US to Delay Presidential Election in Case of Terrorist Attack? No legal Foundations Scholars Say
If the United States were hit by a major terrorist attack before the presidential election this year, the US government would be perplexed by a lack of legal foundations, should it want to postpone the election.
The reason is that US presidential elections are fixed at a specific date by law and no clear mechanism can be found for a postponement of the election.
Soaries, new chairman of the US Election Assistance Commission, recently wrote to Homeland Security Secretary Ridge, asking what the procedures would be if the election were to be postponed.
Homeland Security Department spokesman Roehrkasse said, "We forwarded the letter to the Department of Justice because the legal issue is more appropriately addressed by them." He also added, "Nothing has been decided."

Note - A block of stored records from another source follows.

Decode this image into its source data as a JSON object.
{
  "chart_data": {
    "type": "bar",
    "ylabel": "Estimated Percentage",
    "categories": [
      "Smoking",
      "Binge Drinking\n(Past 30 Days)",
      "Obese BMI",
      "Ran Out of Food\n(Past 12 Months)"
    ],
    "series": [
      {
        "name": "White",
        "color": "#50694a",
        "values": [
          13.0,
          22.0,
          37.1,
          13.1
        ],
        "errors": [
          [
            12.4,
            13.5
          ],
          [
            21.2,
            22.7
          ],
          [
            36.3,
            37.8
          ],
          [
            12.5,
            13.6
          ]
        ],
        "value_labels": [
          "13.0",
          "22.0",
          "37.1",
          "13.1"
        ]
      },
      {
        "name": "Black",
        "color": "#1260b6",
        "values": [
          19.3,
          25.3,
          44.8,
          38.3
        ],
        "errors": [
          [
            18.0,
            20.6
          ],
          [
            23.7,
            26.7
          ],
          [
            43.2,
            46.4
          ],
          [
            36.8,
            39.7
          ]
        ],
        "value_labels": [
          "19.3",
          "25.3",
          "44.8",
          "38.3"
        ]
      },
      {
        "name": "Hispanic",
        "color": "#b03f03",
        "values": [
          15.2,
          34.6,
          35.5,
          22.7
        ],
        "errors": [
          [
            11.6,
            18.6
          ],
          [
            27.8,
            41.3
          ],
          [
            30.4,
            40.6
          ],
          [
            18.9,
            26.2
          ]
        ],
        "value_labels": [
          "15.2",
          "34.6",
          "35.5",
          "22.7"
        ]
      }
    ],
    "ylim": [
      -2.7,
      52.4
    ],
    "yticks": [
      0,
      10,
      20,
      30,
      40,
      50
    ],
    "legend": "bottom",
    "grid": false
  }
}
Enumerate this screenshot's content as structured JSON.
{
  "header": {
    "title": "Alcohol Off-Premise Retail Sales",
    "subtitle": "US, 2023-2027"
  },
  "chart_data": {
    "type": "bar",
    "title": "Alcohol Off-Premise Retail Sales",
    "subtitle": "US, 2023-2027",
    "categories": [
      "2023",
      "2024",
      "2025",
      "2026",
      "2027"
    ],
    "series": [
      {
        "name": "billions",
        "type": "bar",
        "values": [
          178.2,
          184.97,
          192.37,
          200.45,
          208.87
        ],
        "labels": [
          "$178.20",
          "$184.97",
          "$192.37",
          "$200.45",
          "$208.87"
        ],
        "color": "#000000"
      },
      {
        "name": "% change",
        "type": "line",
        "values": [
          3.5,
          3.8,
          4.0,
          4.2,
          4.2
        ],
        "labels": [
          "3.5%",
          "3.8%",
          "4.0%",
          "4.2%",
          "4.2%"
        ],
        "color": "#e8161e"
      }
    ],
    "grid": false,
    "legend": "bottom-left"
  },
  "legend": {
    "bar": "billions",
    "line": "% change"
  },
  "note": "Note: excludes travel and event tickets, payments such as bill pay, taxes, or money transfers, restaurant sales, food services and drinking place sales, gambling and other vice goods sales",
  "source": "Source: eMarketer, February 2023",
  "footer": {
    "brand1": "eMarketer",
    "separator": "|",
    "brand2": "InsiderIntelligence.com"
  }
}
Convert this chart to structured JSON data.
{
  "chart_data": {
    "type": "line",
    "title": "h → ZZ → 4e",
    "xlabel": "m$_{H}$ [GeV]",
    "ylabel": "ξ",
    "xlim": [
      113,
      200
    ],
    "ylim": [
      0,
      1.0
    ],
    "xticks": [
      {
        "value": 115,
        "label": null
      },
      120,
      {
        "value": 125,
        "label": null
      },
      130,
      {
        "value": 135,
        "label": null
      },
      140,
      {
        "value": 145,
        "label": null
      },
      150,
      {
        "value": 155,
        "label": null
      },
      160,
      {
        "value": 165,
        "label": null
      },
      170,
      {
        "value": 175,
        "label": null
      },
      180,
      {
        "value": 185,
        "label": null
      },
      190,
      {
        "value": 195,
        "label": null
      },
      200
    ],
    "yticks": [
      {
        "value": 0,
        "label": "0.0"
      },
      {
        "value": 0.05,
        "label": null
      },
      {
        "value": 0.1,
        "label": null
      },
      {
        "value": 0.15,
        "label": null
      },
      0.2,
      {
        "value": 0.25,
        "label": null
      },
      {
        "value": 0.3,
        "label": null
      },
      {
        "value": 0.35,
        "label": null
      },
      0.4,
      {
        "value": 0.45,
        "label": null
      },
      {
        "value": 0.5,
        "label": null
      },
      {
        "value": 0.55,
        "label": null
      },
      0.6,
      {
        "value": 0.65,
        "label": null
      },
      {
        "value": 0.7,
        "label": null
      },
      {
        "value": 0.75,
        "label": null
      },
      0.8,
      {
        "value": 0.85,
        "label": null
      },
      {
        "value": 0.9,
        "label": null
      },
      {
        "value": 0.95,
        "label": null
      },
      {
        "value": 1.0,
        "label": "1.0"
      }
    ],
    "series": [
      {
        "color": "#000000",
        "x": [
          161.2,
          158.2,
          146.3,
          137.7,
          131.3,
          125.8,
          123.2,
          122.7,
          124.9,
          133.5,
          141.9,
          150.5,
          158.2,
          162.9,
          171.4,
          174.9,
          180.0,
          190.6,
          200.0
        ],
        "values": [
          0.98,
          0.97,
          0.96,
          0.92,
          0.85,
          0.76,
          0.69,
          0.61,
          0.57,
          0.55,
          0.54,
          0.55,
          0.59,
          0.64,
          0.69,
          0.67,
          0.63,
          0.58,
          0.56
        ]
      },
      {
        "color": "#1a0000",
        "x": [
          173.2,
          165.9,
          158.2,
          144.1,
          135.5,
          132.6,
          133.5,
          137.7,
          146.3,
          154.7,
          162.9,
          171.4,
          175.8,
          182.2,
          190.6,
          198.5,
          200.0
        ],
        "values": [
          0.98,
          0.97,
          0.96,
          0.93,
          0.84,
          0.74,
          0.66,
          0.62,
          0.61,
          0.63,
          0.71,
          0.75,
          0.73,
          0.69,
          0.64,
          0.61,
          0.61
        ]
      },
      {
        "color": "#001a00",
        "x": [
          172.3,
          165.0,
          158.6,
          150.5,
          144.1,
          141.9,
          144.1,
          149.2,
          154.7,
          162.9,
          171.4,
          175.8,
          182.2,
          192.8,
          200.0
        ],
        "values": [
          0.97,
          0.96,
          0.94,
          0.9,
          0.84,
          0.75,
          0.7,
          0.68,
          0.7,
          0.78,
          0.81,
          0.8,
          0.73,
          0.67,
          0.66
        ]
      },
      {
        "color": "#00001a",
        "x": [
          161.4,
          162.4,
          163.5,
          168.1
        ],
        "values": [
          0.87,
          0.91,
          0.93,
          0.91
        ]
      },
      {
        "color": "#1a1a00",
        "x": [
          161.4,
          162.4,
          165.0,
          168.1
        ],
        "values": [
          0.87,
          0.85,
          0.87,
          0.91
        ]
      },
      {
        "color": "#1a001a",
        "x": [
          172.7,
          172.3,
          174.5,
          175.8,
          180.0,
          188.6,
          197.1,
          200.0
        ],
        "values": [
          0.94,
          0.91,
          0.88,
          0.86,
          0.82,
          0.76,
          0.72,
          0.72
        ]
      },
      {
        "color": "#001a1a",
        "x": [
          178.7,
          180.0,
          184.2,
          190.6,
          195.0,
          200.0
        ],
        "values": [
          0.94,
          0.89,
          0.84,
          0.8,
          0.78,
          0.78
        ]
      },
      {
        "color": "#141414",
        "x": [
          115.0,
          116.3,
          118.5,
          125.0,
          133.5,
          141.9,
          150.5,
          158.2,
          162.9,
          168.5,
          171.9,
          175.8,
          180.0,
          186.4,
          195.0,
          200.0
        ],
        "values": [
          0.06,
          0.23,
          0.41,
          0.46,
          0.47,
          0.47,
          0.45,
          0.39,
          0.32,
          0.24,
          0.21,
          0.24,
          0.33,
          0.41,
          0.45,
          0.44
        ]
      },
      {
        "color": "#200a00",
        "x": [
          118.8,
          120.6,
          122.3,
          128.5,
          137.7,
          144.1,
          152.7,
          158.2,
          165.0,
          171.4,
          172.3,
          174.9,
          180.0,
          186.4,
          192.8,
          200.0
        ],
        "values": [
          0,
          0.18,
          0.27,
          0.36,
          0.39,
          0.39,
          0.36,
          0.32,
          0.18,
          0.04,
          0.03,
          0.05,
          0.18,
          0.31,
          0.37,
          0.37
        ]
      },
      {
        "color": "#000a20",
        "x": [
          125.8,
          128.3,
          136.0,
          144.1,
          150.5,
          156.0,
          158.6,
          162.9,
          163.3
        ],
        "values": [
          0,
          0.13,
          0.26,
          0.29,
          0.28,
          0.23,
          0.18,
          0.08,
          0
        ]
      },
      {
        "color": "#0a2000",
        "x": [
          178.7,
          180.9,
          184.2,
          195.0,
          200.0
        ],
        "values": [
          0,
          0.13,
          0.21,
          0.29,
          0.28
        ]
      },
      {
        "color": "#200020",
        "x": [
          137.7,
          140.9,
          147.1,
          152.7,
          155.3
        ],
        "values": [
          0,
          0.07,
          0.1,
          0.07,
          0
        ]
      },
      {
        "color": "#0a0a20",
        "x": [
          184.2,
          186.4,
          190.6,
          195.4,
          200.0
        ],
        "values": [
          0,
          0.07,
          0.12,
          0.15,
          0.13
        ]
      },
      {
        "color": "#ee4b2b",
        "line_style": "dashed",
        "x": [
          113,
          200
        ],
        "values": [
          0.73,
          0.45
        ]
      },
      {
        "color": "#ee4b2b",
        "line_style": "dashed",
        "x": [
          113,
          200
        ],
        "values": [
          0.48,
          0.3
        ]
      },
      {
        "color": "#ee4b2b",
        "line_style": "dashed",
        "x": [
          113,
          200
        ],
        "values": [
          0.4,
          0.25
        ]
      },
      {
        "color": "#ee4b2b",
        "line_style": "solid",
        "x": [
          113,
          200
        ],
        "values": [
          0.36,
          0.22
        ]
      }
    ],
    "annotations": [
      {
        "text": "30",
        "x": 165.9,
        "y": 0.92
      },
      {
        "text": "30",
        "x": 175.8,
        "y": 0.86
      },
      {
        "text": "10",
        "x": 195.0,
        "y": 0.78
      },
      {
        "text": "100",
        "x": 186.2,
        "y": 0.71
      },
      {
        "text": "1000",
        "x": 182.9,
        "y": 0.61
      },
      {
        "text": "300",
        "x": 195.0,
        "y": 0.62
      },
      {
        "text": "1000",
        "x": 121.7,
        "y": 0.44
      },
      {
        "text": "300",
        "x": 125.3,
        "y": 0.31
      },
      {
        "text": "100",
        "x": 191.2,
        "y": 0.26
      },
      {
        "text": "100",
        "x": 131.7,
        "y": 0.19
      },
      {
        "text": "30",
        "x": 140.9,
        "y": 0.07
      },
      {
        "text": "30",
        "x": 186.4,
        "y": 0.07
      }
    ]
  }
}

Ridge warned on the 9th that al-Qaeda, the mastermind behind the September 11 attacks in the United States, was planning "a large-scale attack in the United States in an effort to disrupt our democratic process."
However, he admitted that US intelligence agencies had no information about any specific plot.
Since 1845, US law has set the presidential election day, once every four years, for the first Tuesday after the first Monday in November, which this year falls on November 2.
"The federal government has no agency that has the statutory authority to cancel and reschedule a federal election," Soaries said in his letter, according to a Newsweek magazine report.
Three years ago on September 11, the New York City Council election originally slated for that day, was cancelled due to the attacks on the World Trade Center.
Siegel, a law professor at George Washington University, said, "As far I can tell, current law would not permit the election to be postponed.
To do that, you have to formulate a new law."
Congress would have to pass a law before the presidential election to provide legal basis in unusual situations, he said.
The United States has never postponed a presidential election in its history, and even during the Civil War years of 1861-65, voting went on as usual.